Jetzt, nachdem wir einen Tag erlebten, an welchem so viele Juden_Jüdinnen umgebracht worden sind wie seit dem Holocaust nicht mehr. Wo doch eine der ganz obersten Kritiken der deutschen Erinnerungskultur jene ist, dass für die Deutschen nur tote Juden_Jüdinnen zählen.
"Als die deutsche Bevölkerung die Wahrheit über Auschwitz erfuhr, erfuhr die englische Öffentlichkeit die Wahrheit über Dresden."
Was aus der Feder neonazistischer Gruppen stammen könnte, schrieb Ulrike Meinhof 1965, Mitgründerin der RAF.
Kurzer Thread 🧵
Im gleichen Text, in welchem diese Gleichsetzung von Dresden und Auschwitz konstruiert wurde (mitsamt der angeblichen Unkenntnis der Deutschen), welcher sich vollkommen dem Bombardement widmete, ging es direkt im nächsten Satz relativierend weiter.

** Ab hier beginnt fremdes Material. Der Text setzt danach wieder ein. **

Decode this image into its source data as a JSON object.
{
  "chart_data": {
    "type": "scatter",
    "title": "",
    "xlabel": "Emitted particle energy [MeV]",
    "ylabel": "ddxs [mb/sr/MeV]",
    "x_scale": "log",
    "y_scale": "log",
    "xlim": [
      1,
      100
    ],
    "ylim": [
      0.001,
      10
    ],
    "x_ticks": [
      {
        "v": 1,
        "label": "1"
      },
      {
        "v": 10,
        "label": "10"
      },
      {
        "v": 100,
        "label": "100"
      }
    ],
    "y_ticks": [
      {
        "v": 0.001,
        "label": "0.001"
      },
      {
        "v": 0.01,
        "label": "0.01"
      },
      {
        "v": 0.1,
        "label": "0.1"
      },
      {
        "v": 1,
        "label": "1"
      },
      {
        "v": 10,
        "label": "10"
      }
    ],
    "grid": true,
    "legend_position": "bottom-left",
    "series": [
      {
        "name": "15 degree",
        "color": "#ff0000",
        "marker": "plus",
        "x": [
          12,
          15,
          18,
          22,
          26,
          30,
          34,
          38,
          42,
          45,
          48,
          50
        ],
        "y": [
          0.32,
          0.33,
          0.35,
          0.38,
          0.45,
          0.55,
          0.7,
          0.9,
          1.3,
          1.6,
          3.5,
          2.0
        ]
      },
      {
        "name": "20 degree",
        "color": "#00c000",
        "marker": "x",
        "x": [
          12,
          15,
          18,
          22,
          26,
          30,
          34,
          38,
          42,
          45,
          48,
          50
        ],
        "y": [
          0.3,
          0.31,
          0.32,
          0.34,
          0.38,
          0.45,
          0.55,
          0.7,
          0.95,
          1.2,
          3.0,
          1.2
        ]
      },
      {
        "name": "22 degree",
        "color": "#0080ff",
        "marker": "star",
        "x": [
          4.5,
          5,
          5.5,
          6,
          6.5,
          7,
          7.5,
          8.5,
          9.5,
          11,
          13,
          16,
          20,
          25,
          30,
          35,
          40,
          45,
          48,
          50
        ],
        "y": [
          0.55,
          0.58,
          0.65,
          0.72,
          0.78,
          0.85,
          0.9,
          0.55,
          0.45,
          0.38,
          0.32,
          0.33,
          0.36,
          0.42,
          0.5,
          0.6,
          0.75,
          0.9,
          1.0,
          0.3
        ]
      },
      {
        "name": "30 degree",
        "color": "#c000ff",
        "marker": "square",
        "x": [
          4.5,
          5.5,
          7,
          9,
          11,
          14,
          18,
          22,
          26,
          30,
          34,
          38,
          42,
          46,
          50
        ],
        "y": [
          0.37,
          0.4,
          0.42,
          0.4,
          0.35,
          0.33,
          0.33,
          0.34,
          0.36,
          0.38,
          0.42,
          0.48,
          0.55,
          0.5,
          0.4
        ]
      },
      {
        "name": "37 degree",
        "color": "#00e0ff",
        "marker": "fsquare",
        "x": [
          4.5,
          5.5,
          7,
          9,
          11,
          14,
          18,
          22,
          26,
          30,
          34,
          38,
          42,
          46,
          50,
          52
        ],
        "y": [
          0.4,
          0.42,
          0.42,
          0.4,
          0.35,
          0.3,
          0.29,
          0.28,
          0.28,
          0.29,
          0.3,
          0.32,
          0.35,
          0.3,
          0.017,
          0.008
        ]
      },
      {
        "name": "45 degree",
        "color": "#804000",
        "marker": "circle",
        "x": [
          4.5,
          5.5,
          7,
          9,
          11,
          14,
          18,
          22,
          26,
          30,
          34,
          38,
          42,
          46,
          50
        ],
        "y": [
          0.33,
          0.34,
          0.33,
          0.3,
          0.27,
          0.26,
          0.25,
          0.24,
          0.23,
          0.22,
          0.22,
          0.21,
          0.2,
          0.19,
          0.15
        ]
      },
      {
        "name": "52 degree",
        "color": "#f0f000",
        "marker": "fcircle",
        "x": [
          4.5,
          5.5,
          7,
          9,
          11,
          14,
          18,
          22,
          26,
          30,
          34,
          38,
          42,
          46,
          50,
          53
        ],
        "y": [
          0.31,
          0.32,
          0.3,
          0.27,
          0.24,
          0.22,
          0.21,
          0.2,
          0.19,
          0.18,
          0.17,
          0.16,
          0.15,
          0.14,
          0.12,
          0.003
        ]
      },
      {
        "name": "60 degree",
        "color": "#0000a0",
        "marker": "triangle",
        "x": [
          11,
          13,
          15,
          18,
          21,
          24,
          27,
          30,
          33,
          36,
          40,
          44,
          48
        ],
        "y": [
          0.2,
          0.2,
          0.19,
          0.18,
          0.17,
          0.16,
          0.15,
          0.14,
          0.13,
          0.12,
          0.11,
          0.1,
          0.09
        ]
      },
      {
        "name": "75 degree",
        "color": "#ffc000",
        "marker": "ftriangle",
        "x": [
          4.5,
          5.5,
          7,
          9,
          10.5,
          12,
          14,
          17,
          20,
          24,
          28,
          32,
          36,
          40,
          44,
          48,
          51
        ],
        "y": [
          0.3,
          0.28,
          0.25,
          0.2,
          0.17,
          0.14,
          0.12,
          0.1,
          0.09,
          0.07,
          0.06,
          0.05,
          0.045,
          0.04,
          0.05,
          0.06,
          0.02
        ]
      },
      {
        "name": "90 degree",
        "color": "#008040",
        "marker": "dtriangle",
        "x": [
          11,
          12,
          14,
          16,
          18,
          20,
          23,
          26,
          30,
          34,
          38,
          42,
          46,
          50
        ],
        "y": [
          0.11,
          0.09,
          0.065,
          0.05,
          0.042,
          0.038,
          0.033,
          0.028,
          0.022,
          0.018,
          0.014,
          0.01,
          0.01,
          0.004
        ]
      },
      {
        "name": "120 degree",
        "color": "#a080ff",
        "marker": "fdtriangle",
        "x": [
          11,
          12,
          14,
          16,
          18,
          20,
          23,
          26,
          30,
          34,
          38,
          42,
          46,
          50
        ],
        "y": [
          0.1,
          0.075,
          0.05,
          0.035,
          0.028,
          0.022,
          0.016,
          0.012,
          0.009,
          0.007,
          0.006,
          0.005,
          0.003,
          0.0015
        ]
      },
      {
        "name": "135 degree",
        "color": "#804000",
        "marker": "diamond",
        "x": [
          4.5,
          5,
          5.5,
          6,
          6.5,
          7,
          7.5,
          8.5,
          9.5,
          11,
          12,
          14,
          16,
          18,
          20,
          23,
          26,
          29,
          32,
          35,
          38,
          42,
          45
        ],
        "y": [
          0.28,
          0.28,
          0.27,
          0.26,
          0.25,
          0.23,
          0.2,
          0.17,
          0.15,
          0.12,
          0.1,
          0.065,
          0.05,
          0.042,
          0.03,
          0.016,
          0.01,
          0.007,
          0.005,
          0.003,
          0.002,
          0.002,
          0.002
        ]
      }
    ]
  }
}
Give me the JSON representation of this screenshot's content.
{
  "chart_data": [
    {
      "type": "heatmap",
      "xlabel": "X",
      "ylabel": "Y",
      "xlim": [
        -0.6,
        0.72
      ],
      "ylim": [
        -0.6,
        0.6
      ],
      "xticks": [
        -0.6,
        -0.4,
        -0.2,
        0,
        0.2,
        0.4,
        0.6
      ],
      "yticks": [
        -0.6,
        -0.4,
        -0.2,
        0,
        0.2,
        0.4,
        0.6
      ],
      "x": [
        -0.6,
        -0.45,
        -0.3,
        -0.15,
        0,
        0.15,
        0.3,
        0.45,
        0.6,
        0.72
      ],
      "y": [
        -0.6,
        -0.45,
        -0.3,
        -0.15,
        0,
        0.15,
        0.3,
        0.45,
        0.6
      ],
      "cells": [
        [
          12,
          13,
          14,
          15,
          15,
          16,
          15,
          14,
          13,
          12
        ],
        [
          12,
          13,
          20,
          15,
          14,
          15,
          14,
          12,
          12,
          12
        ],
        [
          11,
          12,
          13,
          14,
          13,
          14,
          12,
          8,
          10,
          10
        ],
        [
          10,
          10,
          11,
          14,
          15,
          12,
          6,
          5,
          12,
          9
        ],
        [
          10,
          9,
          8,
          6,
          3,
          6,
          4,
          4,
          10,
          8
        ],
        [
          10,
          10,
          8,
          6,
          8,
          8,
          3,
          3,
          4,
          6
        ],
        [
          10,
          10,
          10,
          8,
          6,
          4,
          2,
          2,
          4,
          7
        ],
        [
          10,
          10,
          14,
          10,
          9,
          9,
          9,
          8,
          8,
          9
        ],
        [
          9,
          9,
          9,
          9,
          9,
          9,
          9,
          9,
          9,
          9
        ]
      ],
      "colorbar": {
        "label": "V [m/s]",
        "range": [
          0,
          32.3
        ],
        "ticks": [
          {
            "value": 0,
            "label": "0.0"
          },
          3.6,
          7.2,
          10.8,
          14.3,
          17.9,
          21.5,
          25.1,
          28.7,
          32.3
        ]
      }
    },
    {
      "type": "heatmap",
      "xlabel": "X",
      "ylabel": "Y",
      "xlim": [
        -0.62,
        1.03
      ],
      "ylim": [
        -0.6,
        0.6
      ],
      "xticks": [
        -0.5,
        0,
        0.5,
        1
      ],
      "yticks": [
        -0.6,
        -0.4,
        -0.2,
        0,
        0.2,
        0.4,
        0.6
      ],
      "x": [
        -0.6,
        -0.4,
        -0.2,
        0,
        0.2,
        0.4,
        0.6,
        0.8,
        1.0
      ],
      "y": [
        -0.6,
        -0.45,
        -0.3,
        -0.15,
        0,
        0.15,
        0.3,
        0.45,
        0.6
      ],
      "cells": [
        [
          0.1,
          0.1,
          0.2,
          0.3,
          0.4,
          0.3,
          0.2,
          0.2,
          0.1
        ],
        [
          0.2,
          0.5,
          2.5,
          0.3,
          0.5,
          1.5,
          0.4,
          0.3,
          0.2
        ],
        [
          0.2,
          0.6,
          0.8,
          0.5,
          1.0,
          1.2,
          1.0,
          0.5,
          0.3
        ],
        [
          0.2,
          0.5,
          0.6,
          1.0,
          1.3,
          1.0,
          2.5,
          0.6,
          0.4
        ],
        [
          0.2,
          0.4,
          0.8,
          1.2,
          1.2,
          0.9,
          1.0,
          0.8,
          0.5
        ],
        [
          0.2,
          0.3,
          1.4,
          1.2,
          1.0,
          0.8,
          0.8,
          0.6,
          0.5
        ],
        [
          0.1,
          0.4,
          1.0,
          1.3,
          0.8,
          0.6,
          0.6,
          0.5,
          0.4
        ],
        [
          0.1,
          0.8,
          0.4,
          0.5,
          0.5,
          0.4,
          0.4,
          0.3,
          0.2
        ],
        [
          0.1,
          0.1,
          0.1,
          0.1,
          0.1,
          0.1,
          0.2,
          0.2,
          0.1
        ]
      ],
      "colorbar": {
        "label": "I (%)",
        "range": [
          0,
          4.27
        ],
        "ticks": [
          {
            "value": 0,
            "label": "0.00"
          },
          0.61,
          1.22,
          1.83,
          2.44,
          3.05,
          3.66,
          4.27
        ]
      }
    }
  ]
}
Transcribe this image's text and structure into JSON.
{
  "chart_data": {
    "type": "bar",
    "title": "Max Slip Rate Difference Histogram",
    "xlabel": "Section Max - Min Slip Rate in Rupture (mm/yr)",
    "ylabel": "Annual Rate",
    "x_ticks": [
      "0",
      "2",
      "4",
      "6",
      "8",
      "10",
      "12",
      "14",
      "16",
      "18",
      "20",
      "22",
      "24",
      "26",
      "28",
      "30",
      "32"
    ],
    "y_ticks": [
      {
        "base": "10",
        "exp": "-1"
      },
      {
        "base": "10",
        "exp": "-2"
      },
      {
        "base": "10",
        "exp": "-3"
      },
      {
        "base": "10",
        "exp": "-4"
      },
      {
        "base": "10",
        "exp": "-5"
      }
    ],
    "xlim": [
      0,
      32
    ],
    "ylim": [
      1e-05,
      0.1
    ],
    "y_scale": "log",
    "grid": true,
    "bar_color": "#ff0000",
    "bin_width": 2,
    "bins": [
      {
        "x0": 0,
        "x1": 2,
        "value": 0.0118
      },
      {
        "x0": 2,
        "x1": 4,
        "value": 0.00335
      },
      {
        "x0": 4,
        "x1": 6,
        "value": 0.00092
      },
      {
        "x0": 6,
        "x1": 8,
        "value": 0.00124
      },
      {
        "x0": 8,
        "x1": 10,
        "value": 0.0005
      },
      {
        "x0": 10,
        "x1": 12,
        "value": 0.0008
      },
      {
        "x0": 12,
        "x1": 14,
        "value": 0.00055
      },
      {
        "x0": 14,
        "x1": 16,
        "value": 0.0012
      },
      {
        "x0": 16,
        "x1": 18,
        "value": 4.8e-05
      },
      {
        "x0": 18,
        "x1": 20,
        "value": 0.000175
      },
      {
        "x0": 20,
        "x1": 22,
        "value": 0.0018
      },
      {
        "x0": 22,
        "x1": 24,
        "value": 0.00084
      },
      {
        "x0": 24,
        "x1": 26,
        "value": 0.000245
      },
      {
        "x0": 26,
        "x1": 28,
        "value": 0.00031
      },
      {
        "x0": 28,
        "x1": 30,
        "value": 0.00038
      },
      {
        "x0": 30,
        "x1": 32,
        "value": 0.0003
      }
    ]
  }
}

Deutsche Linke feiern wieder den Tag, wollen aber weiter nichts von der Spezifik des Nationalsozialismus in Abgrenzung zu anderen Faschismen wissen. Ihnen scheint sogar der Sieg der UdSSR wichtiger als die Zerschlagung des NS und die Befreiung der Lager. Hauptsache gegen USA.
Hauptsache die angeblich befreite Gesellschaft des guten Staats™ war erfolgreich, da braucht man sich auch nicht damit zu beschäftigen, über was überhaupt gesiegt und was zerschlagen wurde. Schuldabwehr sucht man dann natürlich aber wieder bei den Anderen statt bei sich selbst.
Unter anderem deshalb geht es auch nie weiter als "Hinter dem Faschismus steht das Kapital" und man dabei weder Faschismus noch Kapital verstanden hat. Aber knackiger Spruch allemal.